Many times, you won’t have the right size or configuration of the bandage you need when you get a cut or abrasion. In other cases, replacing your bandage each time it gets wet means you’ll go through every specially configured dressing in the box for the cut over your finger joint before it heals.

However, going without a covering before your cut has scabbed may also not be a good idea. As the number of antibiotic resistant infections continues to rise, it is crucial you don’t overlook the little cuts and abrasions but treat them when they happen. Vegetables, raw chicken, bathrooms and even your cell phone can be a source of infection.

Dressings Create a Barrier Against Dirt

Your skin provides a barrier against infection, protecting your body from an invasion of pathogens. When the barrier is broken, it increases your risk of getting a local or systemic infection.1 If your skin can’t provide a barrier against the environment, then dressings may be used to provide a barrier against pathogens and promote healing.2

However, while it may appear putting on one dressing is all that’s needed, when a bandage gets wet it becomes a prime area for breeding bacteria and other pathogens. As this wet dressing is pressed up against your skin, even if the cut has scabbed or closed, it may increase your risk of a local infection.

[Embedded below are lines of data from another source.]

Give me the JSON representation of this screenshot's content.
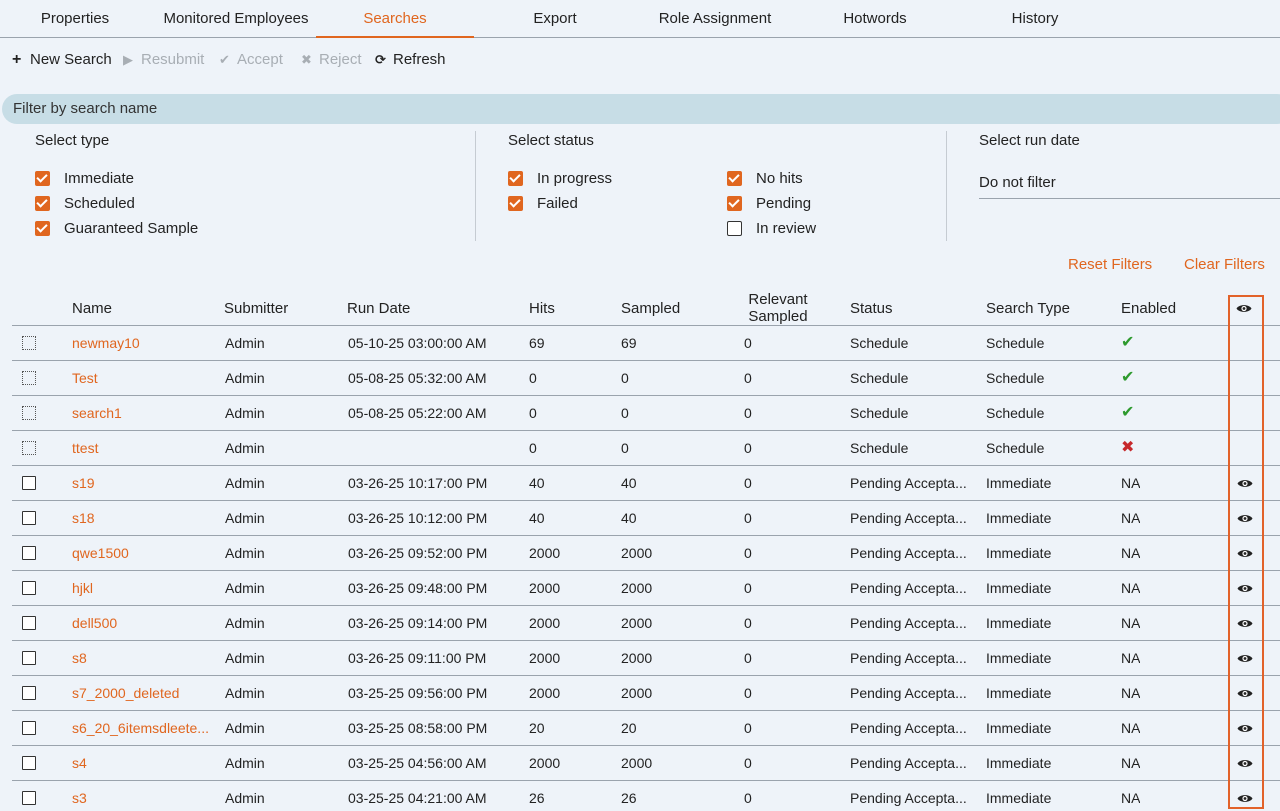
{
  "tabs": [
    {
      "label": "Properties",
      "active": false
    },
    {
      "label": "Monitored Employees",
      "active": false
    },
    {
      "label": "Searches",
      "active": true
    },
    {
      "label": "Export",
      "active": false
    },
    {
      "label": "Role Assignment",
      "active": false
    },
    {
      "label": "Hotwords",
      "active": false
    },
    {
      "label": "History",
      "active": false
    }
  ],
  "toolbar": {
    "new_search": "New Search",
    "resubmit": "Resubmit",
    "accept": "Accept",
    "reject": "Reject",
    "refresh": "Refresh"
  },
  "filter_bar": {
    "placeholder": "Filter by search name"
  },
  "filters": {
    "type": {
      "title": "Select type",
      "options": [
        {
          "label": "Immediate",
          "checked": true
        },
        {
          "label": "Scheduled",
          "checked": true
        },
        {
          "label": "Guaranteed Sample",
          "checked": true
        }
      ]
    },
    "status": {
      "title": "Select status",
      "options": [
        {
          "label": "In progress",
          "checked": true
        },
        {
          "label": "Failed",
          "checked": true
        },
        {
          "label": "No hits",
          "checked": true
        },
        {
          "label": "Pending",
          "checked": true
        },
        {
          "label": "In review",
          "checked": false
        }
      ]
    },
    "run_date": {
      "title": "Select run date",
      "value": "Do not filter"
    },
    "reset_label": "Reset Filters",
    "clear_label": "Clear Filters"
  },
  "table": {
    "headers": {
      "name": "Name",
      "submitter": "Submitter",
      "run_date": "Run Date",
      "hits": "Hits",
      "sampled": "Sampled",
      "relevant_sampled": "Relevant Sampled",
      "status": "Status",
      "search_type": "Search Type",
      "enabled": "Enabled"
    },
    "rows": [
      {
        "name": "newmay10",
        "submitter": "Admin",
        "run_date": "05-10-25 03:00:00 AM",
        "hits": "69",
        "sampled": "69",
        "relevant": "0",
        "status": "Schedule",
        "type": "Schedule",
        "enabled": "check",
        "checkbox": "dotted",
        "view": false
      },
      {
        "name": "Test",
        "submitter": "Admin",
        "run_date": "05-08-25 05:32:00 AM",
        "hits": "0",
        "sampled": "0",
        "relevant": "0",
        "status": "Schedule",
        "type": "Schedule",
        "enabled": "check",
        "checkbox": "dotted",
        "view": false
      },
      {
        "name": "search1",
        "submitter": "Admin",
        "run_date": "05-08-25 05:22:00 AM",
        "hits": "0",
        "sampled": "0",
        "relevant": "0",
        "status": "Schedule",
        "type": "Schedule",
        "enabled": "check",
        "checkbox": "dotted",
        "view": false
      },
      {
        "name": "ttest",
        "submitter": "Admin",
        "run_date": "",
        "hits": "0",
        "sampled": "0",
        "relevant": "0",
        "status": "Schedule",
        "type": "Schedule",
        "enabled": "cross",
        "checkbox": "dotted",
        "view": false
      },
      {
        "name": "s19",
        "submitter": "Admin",
        "run_date": "03-26-25 10:17:00 PM",
        "hits": "40",
        "sampled": "40",
        "relevant": "0",
        "status": "Pending Accepta...",
        "type": "Immediate",
        "enabled": "NA",
        "checkbox": "solid",
        "view": true
      },
      {
        "name": "s18",
        "submitter": "Admin",
        "run_date": "03-26-25 10:12:00 PM",
        "hits": "40",
        "sampled": "40",
        "relevant": "0",
        "status": "Pending Accepta...",
        "type": "Immediate",
        "enabled": "NA",
        "checkbox": "solid",
        "view": true
      },
      {
        "name": "qwe1500",
        "submitter": "Admin",
        "run_date": "03-26-25 09:52:00 PM",
        "hits": "2000",
        "sampled": "2000",
        "relevant": "0",
        "status": "Pending Accepta...",
        "type": "Immediate",
        "enabled": "NA",
        "checkbox": "solid",
        "view": true
      },
      {
        "name": "hjkl",
        "submitter": "Admin",
        "run_date": "03-26-25 09:48:00 PM",
        "hits": "2000",
        "sampled": "2000",
        "relevant": "0",
        "status": "Pending Accepta...",
        "type": "Immediate",
        "enabled": "NA",
        "checkbox": "solid",
        "view": true
      },
      {
        "name": "dell500",
        "submitter": "Admin",
        "run_date": "03-26-25 09:14:00 PM",
        "hits": "2000",
        "sampled": "2000",
        "relevant": "0",
        "status": "Pending Accepta...",
        "type": "Immediate",
        "enabled": "NA",
        "checkbox": "solid",
        "view": true
      },
      {
        "name": "s8",
        "submitter": "Admin",
        "run_date": "03-26-25 09:11:00 PM",
        "hits": "2000",
        "sampled": "2000",
        "relevant": "0",
        "status": "Pending Accepta...",
        "type": "Immediate",
        "enabled": "NA",
        "checkbox": "solid",
        "view": true
      },
      {
        "name": "s7_2000_deleted",
        "submitter": "Admin",
        "run_date": "03-25-25 09:56:00 PM",
        "hits": "2000",
        "sampled": "2000",
        "relevant": "0",
        "status": "Pending Accepta...",
        "type": "Immediate",
        "enabled": "NA",
        "checkbox": "solid",
        "view": true
      },
      {
        "name": "s6_20_6itemsdleete...",
        "submitter": "Admin",
        "run_date": "03-25-25 08:58:00 PM",
        "hits": "20",
        "sampled": "20",
        "relevant": "0",
        "status": "Pending Accepta...",
        "type": "Immediate",
        "enabled": "NA",
        "checkbox": "solid",
        "view": true
      },
      {
        "name": "s4",
        "submitter": "Admin",
        "run_date": "03-25-25 04:56:00 AM",
        "hits": "2000",
        "sampled": "2000",
        "relevant": "0",
        "status": "Pending Accepta...",
        "type": "Immediate",
        "enabled": "NA",
        "checkbox": "solid",
        "view": true
      },
      {
        "name": "s3",
        "submitter": "Admin",
        "run_date": "03-25-25 04:21:00 AM",
        "hits": "26",
        "sampled": "26",
        "relevant": "0",
        "status": "Pending Accepta...",
        "type": "Immediate",
        "enabled": "NA",
        "checkbox": "solid",
        "view": true
      }
    ]
  },
  "colors": {
    "accent": "#e0661f",
    "check": "#2e9a2e",
    "cross": "#c6282c",
    "highlight": "#e2622a"
  }
}
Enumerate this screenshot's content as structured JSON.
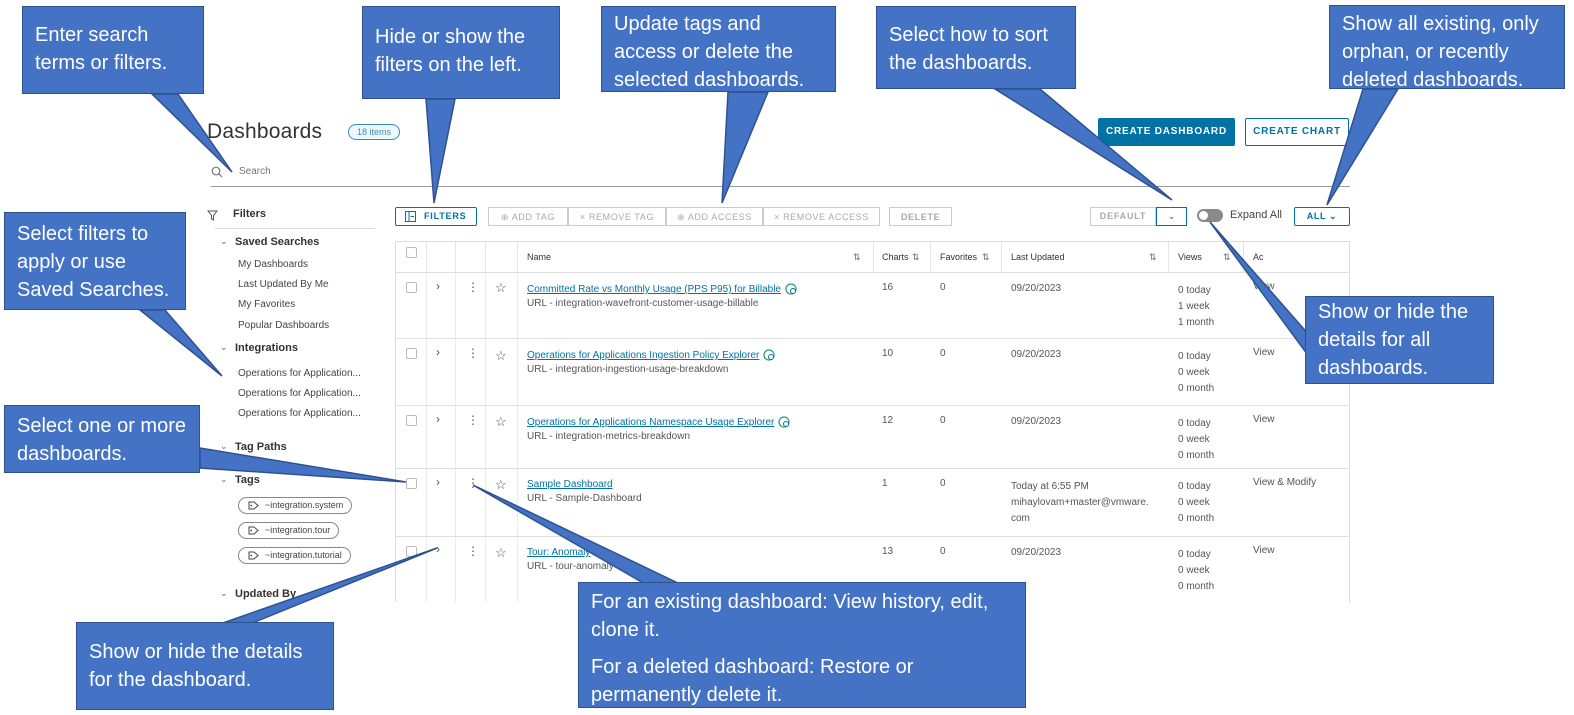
{
  "header": {
    "title": "Dashboards",
    "count": "18 items",
    "create_dashboard": "CREATE DASHBOARD",
    "create_chart": "CREATE CHART"
  },
  "search": {
    "placeholder": "Search"
  },
  "sidebar": {
    "heading": "Filters",
    "saved_searches": {
      "label": "Saved Searches",
      "items": [
        "My Dashboards",
        "Last Updated By Me",
        "My Favorites",
        "Popular Dashboards"
      ]
    },
    "integrations": {
      "label": "Integrations",
      "items": [
        "Operations for Application...",
        "Operations for Application...",
        "Operations for Application..."
      ]
    },
    "tag_paths": {
      "label": "Tag Paths"
    },
    "tags": {
      "label": "Tags",
      "items": [
        "~integration.system",
        "~integration.tour",
        "~integration.tutorial"
      ]
    },
    "updated_by": {
      "label": "Updated By"
    }
  },
  "toolbar": {
    "filters": "FILTERS",
    "add_tag": "ADD TAG",
    "remove_tag": "REMOVE TAG",
    "add_access": "ADD ACCESS",
    "remove_access": "REMOVE ACCESS",
    "delete": "DELETE",
    "sort_default": "DEFAULT",
    "expand_all": "Expand All",
    "all": "ALL"
  },
  "table": {
    "columns": {
      "name": "Name",
      "charts": "Charts",
      "favorites": "Favorites",
      "last_updated": "Last Updated",
      "views": "Views",
      "access": "Ac"
    },
    "rows": [
      {
        "name": "Committed Rate vs Monthly Usage (PPS P95) for Billable",
        "url": "URL - integration-wavefront-customer-usage-billable",
        "charts": "16",
        "favorites": "0",
        "updated": "09/20/2023",
        "updated_by": "",
        "views": [
          "0 today",
          "1 week",
          "1 month"
        ],
        "access": "View"
      },
      {
        "name": "Operations for Applications Ingestion Policy Explorer",
        "url": "URL - integration-ingestion-usage-breakdown",
        "charts": "10",
        "favorites": "0",
        "updated": "09/20/2023",
        "updated_by": "",
        "views": [
          "0 today",
          "0 week",
          "0 month"
        ],
        "access": "View"
      },
      {
        "name": "Operations for Applications Namespace Usage Explorer",
        "url": "URL - integration-metrics-breakdown",
        "charts": "12",
        "favorites": "0",
        "updated": "09/20/2023",
        "updated_by": "",
        "views": [
          "0 today",
          "0 week",
          "0 month"
        ],
        "access": "View"
      },
      {
        "name": "Sample Dashboard",
        "url": "URL - Sample-Dashboard",
        "charts": "1",
        "favorites": "0",
        "updated": "Today at 6:55 PM",
        "updated_by": "mihaylovam+master@vmware.",
        "updated_by2": "com",
        "views": [
          "0 today",
          "0 week",
          "0 month"
        ],
        "access": "View & Modify"
      },
      {
        "name": "Tour: Anomaly",
        "url": "URL - tour-anomaly",
        "charts": "13",
        "favorites": "0",
        "updated": "09/20/2023",
        "updated_by": "",
        "views": [
          "0 today",
          "0 week",
          "0 month"
        ],
        "access": "View"
      }
    ]
  },
  "callouts": {
    "search": "Enter search terms or filters.",
    "filters_toggle": "Hide or show  the filters on the left.",
    "bulk": "Update tags and access or delete the selected dashboards.",
    "sort": "Select how to sort the dashboards.",
    "all": "Show all existing, only orphan, or recently deleted dashboards.",
    "sidebar": "Select filters to apply or use Saved Searches.",
    "expand": "Show or hide the details for all dashboards.",
    "select": "Select one or more dashboards.",
    "details": "Show or hide the details for the dashboard.",
    "menu_existing": "For an existing dashboard: View history, edit, clone it.",
    "menu_deleted": "For a deleted dashboard: Restore or permanently delete it."
  },
  "colors": {
    "callout": "#4472c4",
    "accent": "#0072a3"
  }
}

Have you noticed your skin begins to wrinkle if you stay in the pool or bathtub for a long time? The same thing happens on a small scale when you keep a wet dressing against your skin. The skin then begins to breakdown, called maceration. This allows bacteria to enter, increasing your risk of infection. It is important to change your dressing any time it gets wet.

Clean the Wound First, Then Cover It

Getting cuts and scrapes is common. The openings in the skin create an opportunity for bacterial growth so initial cleaning is crucial to help flush out unwanted pathogens and help the area heal. Before covering a cut or scrape with a dressing, start with cleaning the cut. Some prefer soap and water while others reach for the bottle of hydrogen peroxide, but which is best?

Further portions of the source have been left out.